Fireballs in the sky and the Black Prince’s elegant craft on the lake….

Ratling Court

I love to poke around other people’s houses. Well, wealthy people’s houses. You know, those properties that cost £ millions and (preferably) have a history a mile long. So nothing modern, please. Perhaps I should explain that breaking and entering isn’t my modus operandi, rather do I stick to scouring glossy magazines like Country Life and, above all, the internet. That is how I came upon this 2022 article Five bedroom Kent farmhouse with its own LAKE said to be built for a Prince goesfor sale for £1.9m | Daily Mail Online. The site provides a lot of photographs.

The article begins with the (to me) irresistible hook: “….A house fit for the Black Prince!
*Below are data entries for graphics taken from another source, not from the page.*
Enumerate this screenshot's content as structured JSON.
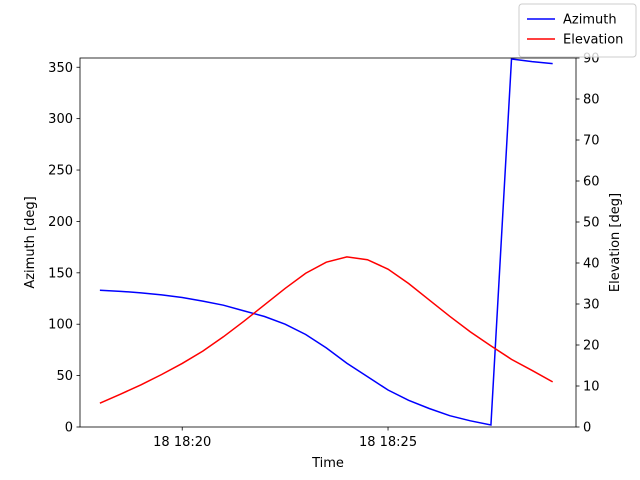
{
  "chart_data": {
    "type": "line",
    "x_label": "Time",
    "y_label": "Azimuth [deg]",
    "y2_label": "Elevation [deg]",
    "x": [
      "18 18:18:00",
      "18 18:18:30",
      "18 18:19:00",
      "18 18:19:30",
      "18 18:20:00",
      "18 18:20:30",
      "18 18:21:00",
      "18 18:21:30",
      "18 18:22:00",
      "18 18:22:30",
      "18 18:23:00",
      "18 18:23:30",
      "18 18:24:00",
      "18 18:24:30",
      "18 18:25:00",
      "18 18:25:30",
      "18 18:26:00",
      "18 18:26:30",
      "18 18:27:00",
      "18 18:27:30",
      "18 18:28:00",
      "18 18:28:30",
      "18 18:29:00"
    ],
    "series": [
      {
        "name": "Azimuth",
        "color": "#0000ff",
        "values": [
          133,
          132,
          130.5,
          128.5,
          126,
          122.5,
          118.5,
          113,
          107.5,
          100,
          90,
          77,
          62,
          49,
          36,
          26,
          18,
          11,
          6,
          2,
          358,
          355.5,
          353.5
        ]
      },
      {
        "name": "Elevation",
        "color": "#ff0000",
        "axis": "y2",
        "values": [
          5.8,
          8,
          10.3,
          12.8,
          15.5,
          18.5,
          22,
          25.8,
          29.8,
          33.8,
          37.5,
          40.2,
          41.5,
          40.8,
          38.5,
          35,
          31,
          27,
          23.2,
          19.8,
          16.5,
          13.8,
          11
        ]
      }
    ],
    "xlim": [
      "18 18:17:31",
      "18 18:29:34"
    ],
    "xticks": [
      {
        "value": "18 18:20:00",
        "label": "18 18:20"
      },
      {
        "value": "18 18:25:00",
        "label": "18 18:25"
      }
    ],
    "ylim": [
      0,
      359
    ],
    "yticks": [
      0,
      50,
      100,
      150,
      200,
      250,
      300,
      350
    ],
    "y2lim": [
      0,
      90
    ],
    "y2ticks": [
      0,
      10,
      20,
      30,
      40,
      50,
      60,
      70,
      80,
      90
    ],
    "legend": "upper right",
    "grid": false
  }
}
Five bedroom Kent farmhouse with two oast houses and its own LAKE said to have been built so son of King Edward III could cross goes on the market….”

What I saw in the main article soon convinced me that Ratling Court, near Aylesham in Kent is a thing of joy that in 2022 sold for under £2 million. Well, when it comes to such properties I think that’s not too bad. Well, not for me personally. I couldn’t afford to pop out right now and sign on such a dotted line.

Ratling Court is increasing in value at a rate of knots too. According to this site Property valuation – Ratling Court, Ratling Road, Aylesham, Canterbury, Dover, CT3 3HN (themovemarket.com) “…Since it last sold in April 2022 for £1,875,000, its value has increased by £487,000….”

But all that’s by the by, because it’s the history of Ratling Court that really catches my attention. Its manmade lake is said to have been created so that the “Black Prince” (Edward of Woodstock, Prince of Wales, eldest son of Edward III https://en.wikipedia.org/wiki/Edward_the_Black_Prince) was able “to cross”. Now, I don’t know exactly why he needed to cross a lake, but I suppose it depends on when in his unexpectedly brief life such a thing might have become necessary. In the years leading up to his death he was a very sick man, often bedridden and reduced to travelling in a litter, so I suppose gliding smoothly around in an elegantly royal pleasure craft would be very welcome.

But the lake itself doesn’t seem to be very big (not today anyway, maybe it was larger back then), and if he could get from the house to the water, especially if he was being conveyed in a litter, then surely he’d simply continue around it? So maybe the truth was that he just had a penchant for floating regally around while his minstrels played?

And what of the oast houses and other outbuildings that come with Ratling Court? Well, they are very well preserved.

Among the previous owners are the Earls Cowper (see here https://en.wikipedia.org/wiki/William_Cowper,_1st_Earl_Cowper). You can read more about them and the history of Ratling Court at this site https://www.nonington.org.uk/the-manor-of-wingham/retlyng-now-ratling-court-near-aylesham/.

In particular you can read that at around noon on 11 December 1741, when  the 2nd Lord Cowper (https://en.wikipedia.org/wiki/William_Clavering-Cowper,_2nd_Earl_Cowper) was out hunting, there was a strange fireball in the sunny sky, accompanied by two loud explosions that shook everything. At first it was thought the event was an earthquake or thunderstorm, but if it was the latter there wasn’t a thundercloud in sight. It was “….almost certainly ball lightning, an unexplained atmospheric electrical phenomenon and observers of it frequently refer to luminous, usually spherical objects, which vary in size from pea-sized to several meters in diameter. It is usually associated with thunderstorms but the phenomenon often lasts considerably longer than the split-second flash of a lightning bolt. Many historical reports refer to the ball exploding, often with fatal consequences to persons and livestock, and leaving behind the lingering odour of sulphur….”

So if Ratling Court comes on the market again, and you become the lucky new owner, be sure to keep your eye on the sky, because you never know what could be up there. And pay attention earthward too, because on a moonlit night you might see the Black Prince’s elegant vessel on the lake.

OK, OK, time to come clean. I admit that the prince’s gorgeous pleasure craft is my over-active imagination, as is his possible penchant for drifting around on the Ratling Court lake. But it should be fact! Right? 😇 And his connection to the lake is a local legend, so that part at least has a soupçon of fact attached to it.